Strain effect engineered in {\alpha}-Al2O3/monolayer MoS2 interface by first principle calculations

TL;DR

This study uses first-principles calculations to show how Al2O3 dielectric layers induce strain in monolayer MoS2, revealing a method to engineer strain effects in 2D material interfaces for nanotechnology applications.

Contribution

It demonstrates that dielectric layer thickness and temperature can be used to control strain in MoS2 via interface engineering, a novel approach for strain manipulation.

Findings

Al2O3 induces up to 0.3% strain on MoS2 monolayer

Strain increases with dielectric thickness

Higher temperature causes lattice expansion

Abstract

With the advances in low dimensional transition metal dichalcolgenides (TMDCs) based metal oxide semiconductor field effect transistor (MOSFET), the interface between semiconductors and dielectrics has received considerable attention due to its dramatic effects on the morphology and charge transport of semiconductors.
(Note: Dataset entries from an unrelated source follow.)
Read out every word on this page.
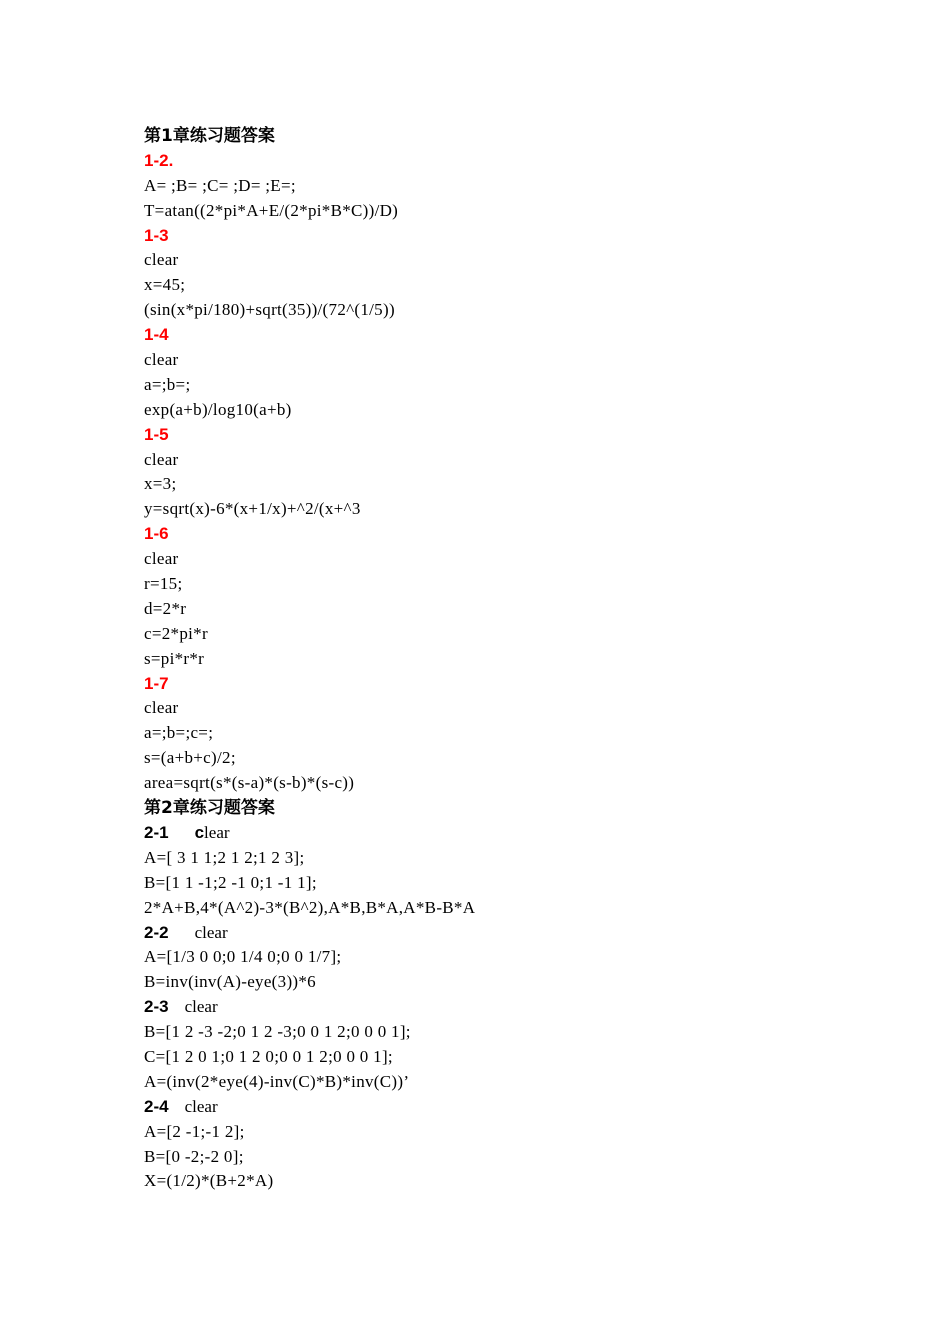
第1章练习题答案
1-2.
A= ;B= ;C= ;D= ;E=;
T=atan((2*pi*A+E/(2*pi*B*C))/D)
1-3
clear
x=45;
(sin(x*pi/180)+sqrt(35))/(72^(1/5))
1-4
clear
a=;b=;
exp(a+b)/log10(a+b)
1-5
clear
x=3;
y=sqrt(x)-6*(x+1/x)+^2/(x+^3
1-6
clear
r=15;
d=2*r
c=2*pi*r
s=pi*r*r
1-7
clear
a=;b=;c=;
s=(a+b+c)/2;
area=sqrt(s*(s-a)*(s-b)*(s-c))
第2章练习题答案
2-1 clear
A=[ 3 1 1;2 1 2;1 2 3];
B=[1 1 -1;2 -1 0;1 -1 1];
2*A+B,4*(A^2)-3*(B^2),A*B,B*A,A*B-B*A
2-2 clear
A=[1/3 0 0;0 1/4 0;0 0 1/7];
B=inv(inv(A)-eye(3))*6
2-3 clear
B=[1 2 -3 -2;0 1 2 -3;0 0 1 2;0 0 0 1];
C=[1 2 0 1;0 1 2 0;0 0 1 2;0 0 0 1];
A=(inv(2*eye(4)-inv(C)*B)*inv(C))’
2-4 clear
A=[2 -1;-1 2];
B=[0 -2;-2 0];
X=(1/2)*(B+2*A)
In this study, first principle calculations were utilized to investigate the strain effect induced by the interface between Al2O3 (0001) and monolayer MoS2. The results indicate that Al2O3 in 1.3nm thickness can apply the strain of 0.3% on MoS2 monolayer. The strain effect monotonically increases with the larger thickness of the dielectric layer. Also, the study on temperature effect indicates the monotonic lattice expansion induced by the higher temperature. Our study proposes that the dielectric engineering can be an effective tool for strain effect in the nanotechnology.